Crash course in Electronic Art music

This is a handout I gave to my 20th century music class when I gave a talk on Electronic music. Most of this music I had encountered in a previous class specificly in Electronic Music. The point of the talk was to show just how diverse the different styles, pieces, and composers of Electronic Art music are. The handout is just a list of composers catagorized roughly by style so that the listener can go out and sample some on their own.
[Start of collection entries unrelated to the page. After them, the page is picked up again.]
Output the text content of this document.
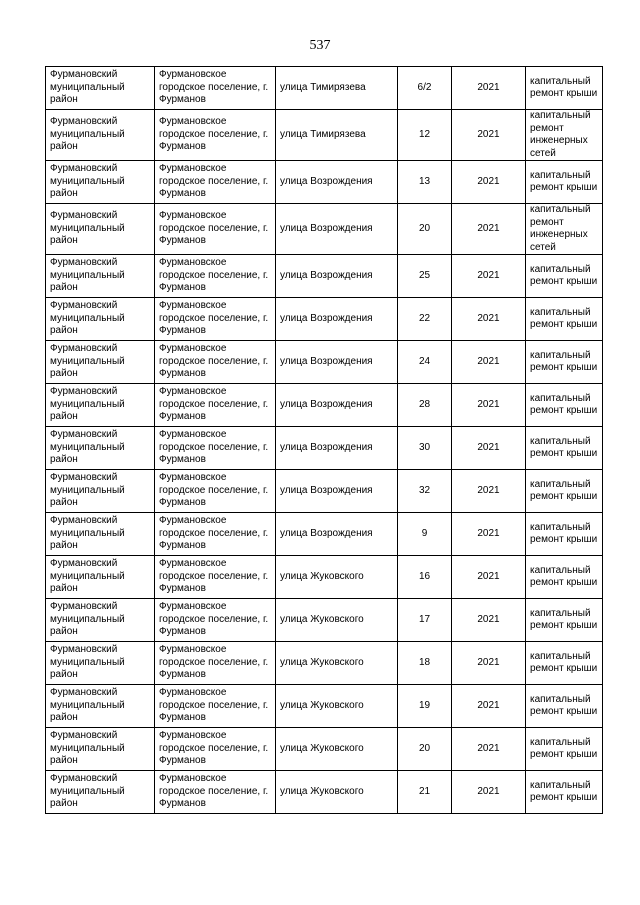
537
Фурмановский муниципальный район	Фурмановское городское поселение, г. Фурманов	улица Тимирязева	6/2	2021	капитальный ремонт крыши
Фурмановский муниципальный район	Фурмановское городское поселение, г. Фурманов	улица Тимирязева	12	2021	капитальный ремонт инженерных сетей
Фурмановский муниципальный район	Фурмановское городское поселение, г. Фурманов	улица Возрождения	13	2021	капитальный ремонт крыши
Фурмановский муниципальный район	Фурмановское городское поселение, г. Фурманов	улица Возрождения	20	2021	капитальный ремонт инженерных сетей
Фурмановский муниципальный район	Фурмановское городское поселение, г. Фурманов	улица Возрождения	25	2021	капитальный ремонт крыши
Фурмановский муниципальный район	Фурмановское городское поселение, г. Фурманов	улица Возрождения	22	2021	капитальный ремонт крыши
Фурмановский муниципальный район	Фурмановское городское поселение, г. Фурманов	улица Возрождения	24	2021	капитальный ремонт крыши
Фурмановский муниципальный район	Фурмановское городское поселение, г. Фурманов	улица Возрождения	28	2021	капитальный ремонт крыши
Фурмановский муниципальный район	Фурмановское городское поселение, г. Фурманов	улица Возрождения	30	2021	капитальный ремонт крыши
Фурмановский муниципальный район	Фурмановское городское поселение, г. Фурманов	улица Возрождения	32	2021	капитальный ремонт крыши
Фурмановский муниципальный район	Фурмановское городское поселение, г. Фурманов	улица Возрождения	9	2021	капитальный ремонт крыши
Фурмановский муниципальный район	Фурмановское городское поселение, г. Фурманов	улица Жуковского	16	2021	капитальный ремонт крыши
Фурмановский муниципальный район	Фурмановское городское поселение, г. Фурманов	улица Жуковского	17	2021	капитальный ремонт крыши
Фурмановский муниципальный район	Фурмановское городское поселение, г. Фурманов	улица Жуковского	18	2021	капитальный ремонт крыши
Фурмановский муниципальный район	Фурмановское городское поселение, г. Фурманов	улица Жуковского	19	2021	капитальный ремонт крыши
Фурмановский муниципальный район	Фурмановское городское поселение, г. Фурманов	улица Жуковского	20	2021	капитальный ремонт крыши
Фурмановский муниципальный район	Фурмановское городское поселение, г. Фурманов	улица Жуковского	21	2021	капитальный ремонт крыши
I have included the name of an example piece by each composer where I happen to know one, and they are in no particular order.


Live Electronic music

"The art of the theremin" performed by Clara Rockmore

Musique Concrete

Pierre Schaeffer "Etudes der fer"
John Cage "Fontana Mix"
Tod Dockstader "Luna Park"
Pierre Henry, Otto Luenig, Vladimir Ussachevsky, Alvin Lucier

Classic Studio

Laetida de Compeigne Sonami "ie Jesu - Sounds from empty spaces No. 3"
Luciano Berio, Herbert Eimert, Karlhienz Stockhausen, Edgard Varese, Henri Pousseur, Pauline Oliveros, Ian Xenakis, William DeFotis

Analog Synths

Anna Rubin "Crying and Laughing and Golden"
Morton Subotnik, Tangeriene Dream, Pril Smiley

Computer synthesis

David A Jaffe "Silicon Valley Breakdown"
McClean Mix "Demons of the Night"
Neil Rolnick, James Dashow, Maggi Payne, Jon Appleton, Richard Teitelbaum, Salvitore Maritano, Brad Garton

Computer synthesis (including voice synthesis)

Paul Lansky "Just_more_idle_chatter"
Charles Dodge "The Story of our lives"
John Chowning (inventor of FM synthesis), Scott A Wyatt, Herbert Brün

Computer synthesis (and live performance)

D. Morril, Chris Chaffe "Duo Improvisation"

Algorithmic Composition

Carl Stone "Wall me do"
David Cope "Bach by design"
Clarence Barlow, Dan Gutwien, Joel Chadabee


Attention! This is a list of Electronic ART music. It is not intended to cover pop artists who use electronic (i.e. Pet Shop Boys - though I love them dearly, everybody already knows who they are). What's the difference between art and pop, or art and folk? I don't know - I've got two shelves for CD's and I just naturaly put them in one or the other. It's not a dychotomy really but two ends of a spectrum (as most dychotomies turn out to be) and you can draw the line down the middle anywhere you want.